An American Pickle: A Pickture is Worth a Thousand Words
Brandon Trost’s An American Pickle is masterfully shot. The imagery has the quality of still photography and captures familiar places in new ways. An American Pickle also contains nods to films of the silent era. John Guleserian and Brandon Trost are key players and both come from a background in cinematography. Combined, Guleserian and Trost deliver a meticulous visual work of art.
New New York
Cinematically, it is difficult to create new imagery for familiar places. New York has been a famous subject for many films. In the case of An American Pickle, New York looks different. For example, the Brooklyn bridge is on full display, but in new angles. Shots that feature the skyline seem new with panoramic views. On the ground, areas of New York appear less common. Overall, the city feels familiar but avoids mundane imagery.
Pictures in Motion
A pleasing aspect of the film’s visuals is its still-photography qualities. Nearly every shot in the film is worthy of a spread in a print magazine. You get quality with depth and dimension in every frame. Still, artistry never overshadows the focus of the subject on screen. Even dialogue scenes are dimensional. They showcase a shallow depth of field and draw your attention.
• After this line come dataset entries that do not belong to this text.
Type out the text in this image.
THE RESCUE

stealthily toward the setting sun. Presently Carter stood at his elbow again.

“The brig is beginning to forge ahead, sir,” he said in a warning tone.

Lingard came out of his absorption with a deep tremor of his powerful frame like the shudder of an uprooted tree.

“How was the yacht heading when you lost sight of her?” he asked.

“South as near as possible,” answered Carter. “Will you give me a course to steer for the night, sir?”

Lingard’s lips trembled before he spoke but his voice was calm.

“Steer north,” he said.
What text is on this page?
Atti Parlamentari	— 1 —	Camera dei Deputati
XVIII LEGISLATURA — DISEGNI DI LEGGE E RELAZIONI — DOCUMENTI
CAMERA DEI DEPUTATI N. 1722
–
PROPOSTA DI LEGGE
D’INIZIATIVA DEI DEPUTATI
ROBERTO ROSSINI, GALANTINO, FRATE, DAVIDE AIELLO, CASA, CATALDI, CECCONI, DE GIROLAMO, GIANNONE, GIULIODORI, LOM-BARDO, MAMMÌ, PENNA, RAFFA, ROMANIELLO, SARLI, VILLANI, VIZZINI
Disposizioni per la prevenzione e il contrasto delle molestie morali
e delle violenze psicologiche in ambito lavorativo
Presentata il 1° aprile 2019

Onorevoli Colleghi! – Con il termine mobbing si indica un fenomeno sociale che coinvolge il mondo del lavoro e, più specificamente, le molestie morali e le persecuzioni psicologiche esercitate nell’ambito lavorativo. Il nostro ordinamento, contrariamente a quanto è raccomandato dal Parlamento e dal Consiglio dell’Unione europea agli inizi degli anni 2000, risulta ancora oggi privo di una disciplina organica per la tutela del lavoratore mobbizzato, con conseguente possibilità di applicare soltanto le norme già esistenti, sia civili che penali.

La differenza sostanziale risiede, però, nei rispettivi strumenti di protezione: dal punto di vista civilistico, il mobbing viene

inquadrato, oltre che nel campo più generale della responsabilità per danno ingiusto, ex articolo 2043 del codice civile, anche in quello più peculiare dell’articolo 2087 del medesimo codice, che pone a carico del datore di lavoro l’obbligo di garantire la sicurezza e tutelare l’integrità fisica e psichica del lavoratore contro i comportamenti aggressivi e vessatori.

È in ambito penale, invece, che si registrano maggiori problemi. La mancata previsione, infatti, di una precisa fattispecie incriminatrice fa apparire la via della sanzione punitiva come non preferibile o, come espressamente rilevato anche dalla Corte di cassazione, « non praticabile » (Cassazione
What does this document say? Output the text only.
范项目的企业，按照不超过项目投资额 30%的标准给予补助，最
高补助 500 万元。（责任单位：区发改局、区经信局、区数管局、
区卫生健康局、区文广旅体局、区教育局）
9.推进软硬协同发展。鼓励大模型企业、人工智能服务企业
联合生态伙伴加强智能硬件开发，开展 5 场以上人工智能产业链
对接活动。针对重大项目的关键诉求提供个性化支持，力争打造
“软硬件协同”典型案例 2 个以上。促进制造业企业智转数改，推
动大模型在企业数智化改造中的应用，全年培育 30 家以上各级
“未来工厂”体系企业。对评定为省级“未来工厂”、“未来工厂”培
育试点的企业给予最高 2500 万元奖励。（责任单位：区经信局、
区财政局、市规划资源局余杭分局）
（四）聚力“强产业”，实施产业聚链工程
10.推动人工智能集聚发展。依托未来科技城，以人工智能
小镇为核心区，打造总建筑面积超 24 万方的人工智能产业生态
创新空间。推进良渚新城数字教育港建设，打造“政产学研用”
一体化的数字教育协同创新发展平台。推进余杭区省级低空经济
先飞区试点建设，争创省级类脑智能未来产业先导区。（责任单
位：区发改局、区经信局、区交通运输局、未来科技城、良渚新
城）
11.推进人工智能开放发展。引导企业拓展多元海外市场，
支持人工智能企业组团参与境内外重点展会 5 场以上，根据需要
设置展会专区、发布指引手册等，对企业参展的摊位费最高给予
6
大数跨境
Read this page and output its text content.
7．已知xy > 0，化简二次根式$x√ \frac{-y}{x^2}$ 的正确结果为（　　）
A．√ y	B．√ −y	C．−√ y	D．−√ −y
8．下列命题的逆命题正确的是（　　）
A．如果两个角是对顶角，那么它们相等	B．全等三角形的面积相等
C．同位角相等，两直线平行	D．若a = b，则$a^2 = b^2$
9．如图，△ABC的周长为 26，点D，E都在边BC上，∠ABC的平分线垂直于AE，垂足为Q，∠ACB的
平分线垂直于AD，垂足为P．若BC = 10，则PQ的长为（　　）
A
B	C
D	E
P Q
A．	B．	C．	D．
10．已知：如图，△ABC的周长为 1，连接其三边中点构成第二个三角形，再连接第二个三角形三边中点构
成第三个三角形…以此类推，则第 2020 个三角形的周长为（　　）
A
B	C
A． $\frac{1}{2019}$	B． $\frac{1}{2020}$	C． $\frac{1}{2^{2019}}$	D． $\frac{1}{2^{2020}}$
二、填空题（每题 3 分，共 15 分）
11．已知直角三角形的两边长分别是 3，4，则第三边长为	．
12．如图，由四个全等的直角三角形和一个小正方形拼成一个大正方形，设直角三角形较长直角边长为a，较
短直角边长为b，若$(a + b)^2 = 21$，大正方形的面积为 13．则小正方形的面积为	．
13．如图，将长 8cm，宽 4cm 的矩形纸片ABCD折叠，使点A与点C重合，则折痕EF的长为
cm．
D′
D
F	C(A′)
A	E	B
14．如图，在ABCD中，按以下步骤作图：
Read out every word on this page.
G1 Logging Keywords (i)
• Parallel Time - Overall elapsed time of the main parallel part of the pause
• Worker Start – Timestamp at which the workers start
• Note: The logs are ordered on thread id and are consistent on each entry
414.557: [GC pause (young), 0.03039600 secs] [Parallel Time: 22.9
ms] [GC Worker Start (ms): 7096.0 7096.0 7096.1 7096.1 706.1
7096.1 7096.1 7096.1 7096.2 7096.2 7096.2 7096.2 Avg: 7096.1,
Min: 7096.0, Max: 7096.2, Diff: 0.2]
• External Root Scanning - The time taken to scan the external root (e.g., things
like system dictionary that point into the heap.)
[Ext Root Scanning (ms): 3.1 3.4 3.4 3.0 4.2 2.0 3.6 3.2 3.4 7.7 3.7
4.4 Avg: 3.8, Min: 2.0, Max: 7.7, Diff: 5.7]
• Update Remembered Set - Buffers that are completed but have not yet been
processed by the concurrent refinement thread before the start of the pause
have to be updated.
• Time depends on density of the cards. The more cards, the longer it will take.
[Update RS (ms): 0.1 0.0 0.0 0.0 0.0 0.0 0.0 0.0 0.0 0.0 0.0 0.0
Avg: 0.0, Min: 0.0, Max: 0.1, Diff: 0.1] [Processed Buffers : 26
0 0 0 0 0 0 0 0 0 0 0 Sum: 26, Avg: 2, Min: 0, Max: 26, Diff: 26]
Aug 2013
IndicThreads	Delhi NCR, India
Another rich element in An American Pickle is the film’s color palette. There is a deep quality to the colors. Blacks, whites, and greys dominate most of the scenes. They allow overtone colors to pop. Visually, blacks, whites, and color bring the old and new world together.
A Throwback to Silent Film
An American Pickle begins in an iconic era of cinema. During the 1920s, black and white silent films dominated. Artists like Charlie Chaplin were at the height of their popularity. A common element of silent films is their framed title/transition cards. Text cards were inserted into the action to make up for a lack of dialogue. The film begins with a similar sequence. It pays homage to the silent era. Sequences that take place during the 1920s are also static which was another common element. What results is a look and feel that mimics the great silent films of the era.
Ultimately, An American Pickle is a visually stunning film. It honors films of the past and brings its own unique qualities to the comedy genre.